Should parents criticize other parents for raising their kids differently? After all, every parent has a different situation and environment and they tend to adopt different parenting styles as per their own comfort and convenience. We spoke to child psychologists and parent coaches to understand why criticizing other parents is a big no-no.
Samantha (33), a mother of a five-year-old, is having a conversation with Raveena (38), also a mother. Both their children are in the same class and go to the same school. The two bond over various things, like what lunch they will give their children at tiffin and how they will help them with their homework. Raveena, a working professional, casually mentions that she has been unable to keep a cool head with her children lately due to work stress and being busy around them. “Sometimes when my child troubles me, I hit them hard and later regret it,” she candidly tells Samantha.

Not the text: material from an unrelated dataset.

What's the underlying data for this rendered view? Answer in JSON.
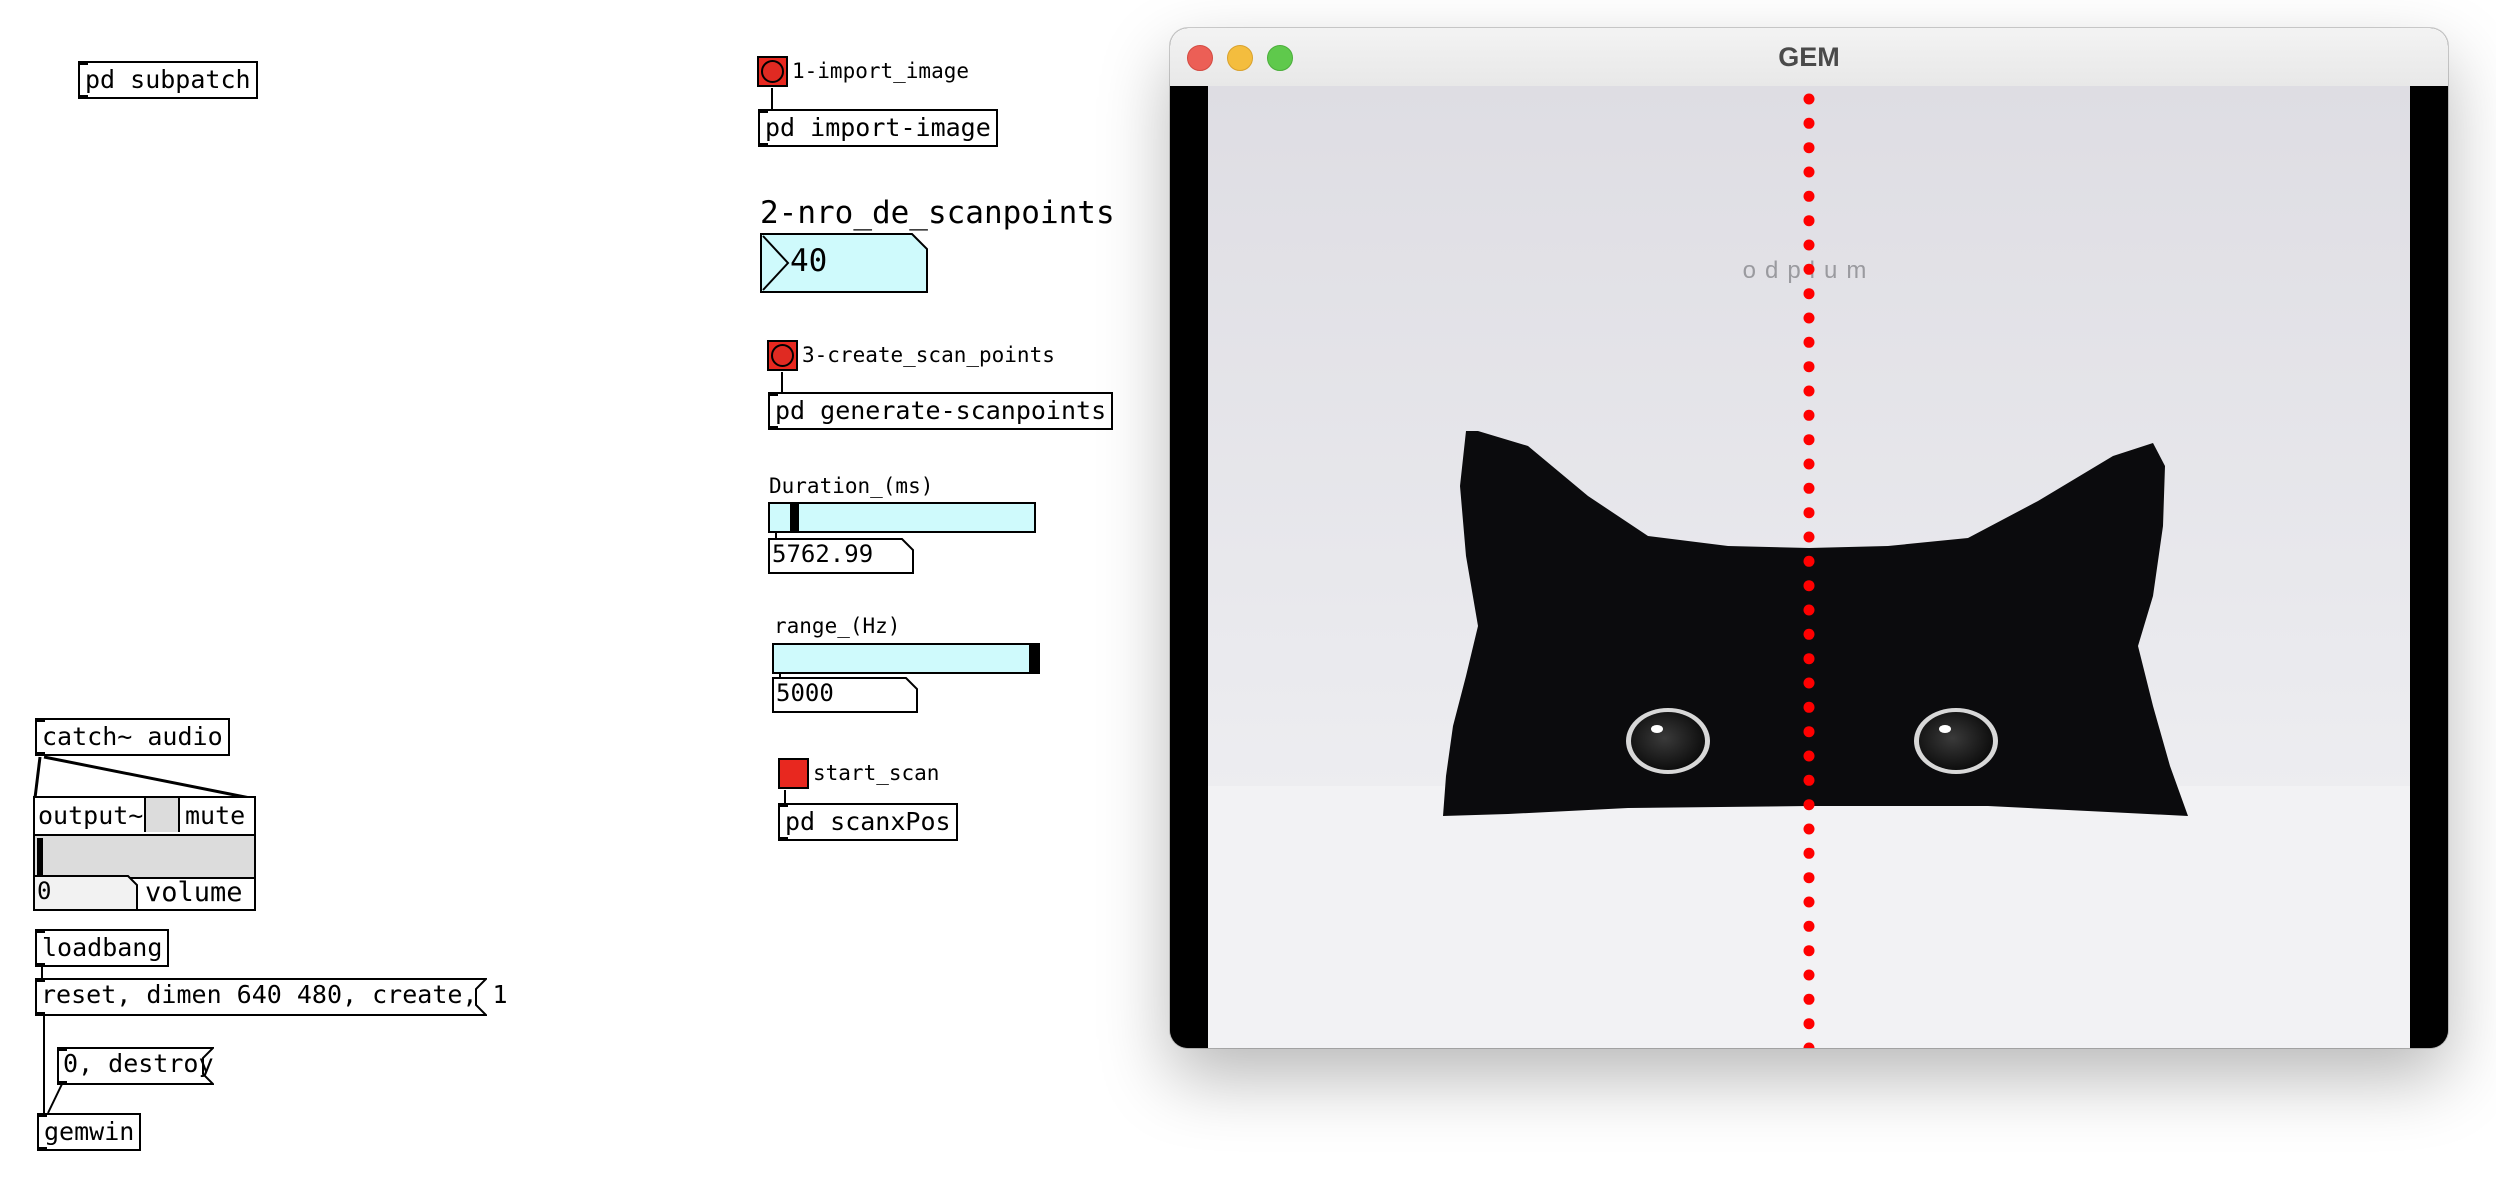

It's common parents Parents talk to each other and share their struggles. Parents are not perfect and cannot do everything well all the time. While Raveena confides in Samantha and unburdens her, Samantha talks to other parents about them being irresponsible for not giving time to her. child Instead, keep working.
“Ravina shouldn't have had a child so late”, “Ravina should quit her job to be with her child”, “How can she lose her cool with her own child? What kind of mother is that?” These are just some of the comments Samantha has made criticising the behaviour of other parents. Parenting StyleThe question that arises is, how fair is it to judge a parent for their shortcomings? How does it affect a child who hears constant criticism of another parent's parenting style?
To make sense of all this, we spoke to Payal Narang, a child psychologist and parent coach. “What parents need to understand is that The kids “Children look at their parents as role models. When they see one parent criticising the other, it simply shows intolerance,” Payal says.
Parents need to empathize with other parents and always respect and understand different parenting styles. “Another thing we all need to be aware of is that we don't fully know another person's story, situation, and environment, so their reasons for choosing a particular parenting style may be different from yours. After all, what works for one family may not work for another,” explains Payal.
Parenting can be exhausting at times. There are good days and bad days. That's why Payal shares the adage, “It takes a village to raise a child.” “Instead of criticizing or judging other parents, let's focus on supporting each other and building our own village,” Payal advises.
Payal also says that when parents criticise other parents, it can have a negative impact on children. Children may get confused and form the opinion that their peer parents are not good parents. The question arises, would any parent want to think that their peer parents are not good? We all know that irrespective of their parenting style or parenting methods, all parents want what is best for their children. That's why you should never criticise peer parents, especially in front of your children, concludes Payal.